J’enrage de voir les dirigeants européens avoir été assez naïfs, à la différence de leurs homologues anglais et des Américains, pour ne pas avoir exigé des firmes pharmaceutiques à qui ils accordaient des subventions de recherche une priorité dans la livraison des vaccins qui pourraient en résulter. J’enrage de les avoir vus continuer à croire d’une façon angélique à l’ouverture de leurs frontières communes, alors qu’on sait depuis très longtemps que la survie de l’Union Européenne passe par une politique industrielle et douanière commune et agressive, en particulier dans les domaines clés de l’économie de la vie. J’enrage de les avoir vus négocier les prix au plus bas, au détriment de la seule chose qui comptait : la disponibilité. J’enrage de les avoir vus refuser de s’entourer d’experts de ces négociations, pour les mener eux-mêmes, sans compétences. J’enrage aussi de les avoir vus retarder la conclusion des contrats pour protéger les négociateurs du moindre risque juridique, même imaginaire.

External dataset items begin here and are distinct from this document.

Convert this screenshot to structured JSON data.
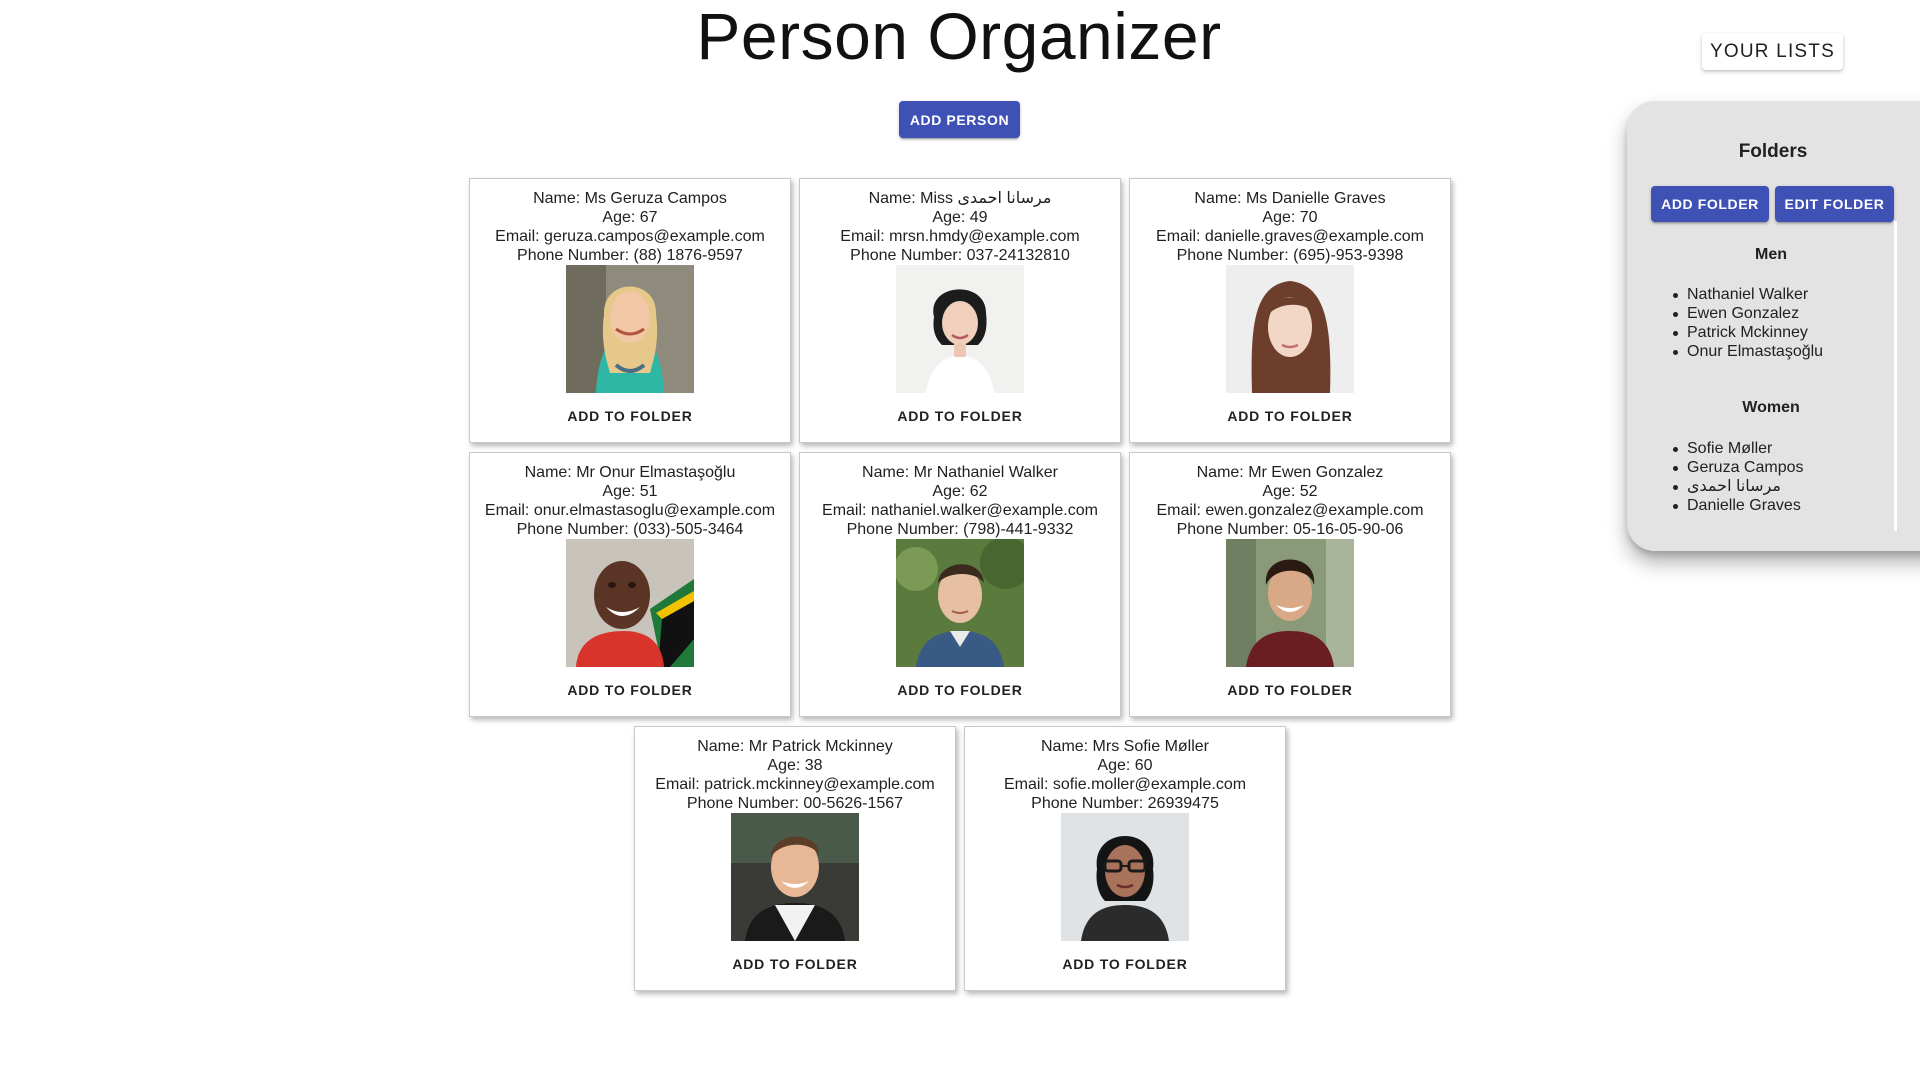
{
  "app": {
    "title": "Person Organizer",
    "add_person_label": "ADD PERSON",
    "your_lists_label": "YOUR LISTS"
  },
  "colors": {
    "primary": "#3f51b5",
    "panel_bg": "#e3e3e3"
  },
  "labels": {
    "add_to_folder": "ADD TO FOLDER"
  },
  "people": [
    {
      "name": "Name: Ms Geruza Campos",
      "age": "Age: 67",
      "email": "Email: geruza.campos@example.com",
      "phone": "Phone Number: (88) 1876-9597",
      "photo": "woman-blonde-photo"
    },
    {
      "name": "Name: Miss مرسانا احمدی",
      "age": "Age: 49",
      "email": "Email: mrsn.hmdy@example.com",
      "phone": "Phone Number: 037-24132810",
      "photo": "woman-short-dark-hair-photo"
    },
    {
      "name": "Name: Ms Danielle Graves",
      "age": "Age: 70",
      "email": "Email: danielle.graves@example.com",
      "phone": "Phone Number: (695)-953-9398",
      "photo": "woman-brown-hair-photo"
    },
    {
      "name": "Name: Mr Onur Elmastaşoğlu",
      "age": "Age: 51",
      "email": "Email: onur.elmastasoglu@example.com",
      "phone": "Phone Number: (033)-505-3464",
      "photo": "man-smiling-flag-photo"
    },
    {
      "name": "Name: Mr Nathaniel Walker",
      "age": "Age: 62",
      "email": "Email: nathaniel.walker@example.com",
      "phone": "Phone Number: (798)-441-9332",
      "photo": "man-outdoors-photo"
    },
    {
      "name": "Name: Mr Ewen Gonzalez",
      "age": "Age: 52",
      "email": "Email: ewen.gonzalez@example.com",
      "phone": "Phone Number: 05-16-05-90-06",
      "photo": "man-dark-hair-photo"
    },
    {
      "name": "Name: Mr Patrick Mckinney",
      "age": "Age: 38",
      "email": "Email: patrick.mckinney@example.com",
      "phone": "Phone Number: 00-5626-1567",
      "photo": "man-jacket-photo"
    },
    {
      "name": "Name: Mrs Sofie Møller",
      "age": "Age: 60",
      "email": "Email: sofie.moller@example.com",
      "phone": "Phone Number: 26939475",
      "photo": "woman-glasses-photo"
    }
  ],
  "folders": {
    "title": "Folders",
    "add_folder_label": "ADD FOLDER",
    "edit_folder_label": "EDIT FOLDER",
    "groups": [
      {
        "title": "Men",
        "members": [
          "Nathaniel Walker",
          "Ewen Gonzalez",
          "Patrick Mckinney",
          "Onur Elmastaşoğlu"
        ]
      },
      {
        "title": "Women",
        "members": [
          "Sofie Møller",
          "Geruza Campos",
          "مرسانا احمدی",
          "Danielle Graves"
        ]
      }
    ]
  }
}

J’enrage de les avoir entendus prétendre que les citoyens du continent européen n’auraient jamais accepté de divulguer leurs données médicales personnelles pour des vaccins, comme l’auraient accepté les Israéliens. D’abord parce que c’est un mensonge : les Israéliens n’ont communiqué que des données anonymisées, ce qui n’est pas du tout la même chose. Ensuite parce que, même si cela avait été vrai, il aurait fallu proposer ce choix aux Européens et je ne suis pas certain qu’ils auraient refusé. J’enrage de voir qu’aucun média n’a reproché ce mensonge, mille fois répété, à son auteur.

J’enrage encore d’entendre des dirigeants européens nous promettre, dans une invraisemblable cacophonie, que nous serons tous couverts par le vaccin le 15 mai ou le 14 juillet, ou le 21 septembre. Et cela par les mêmes, parfois le même jour. Ce chaos, cette absence de coordination, cette incapacité à dire clairement un objectif, sont intolérables.

J’enrage enfin de les voir, après ce désastre global, continuer quotidiennement à se pavaner, en affirmant qu’ils ont géré cette question parfaitement et qu’ils sont les meilleurs au monde.

Ils nous mentent. Ils se mentent. Ils nous prennent pour des imbéciles. Ils se conduisent comme des imbéciles.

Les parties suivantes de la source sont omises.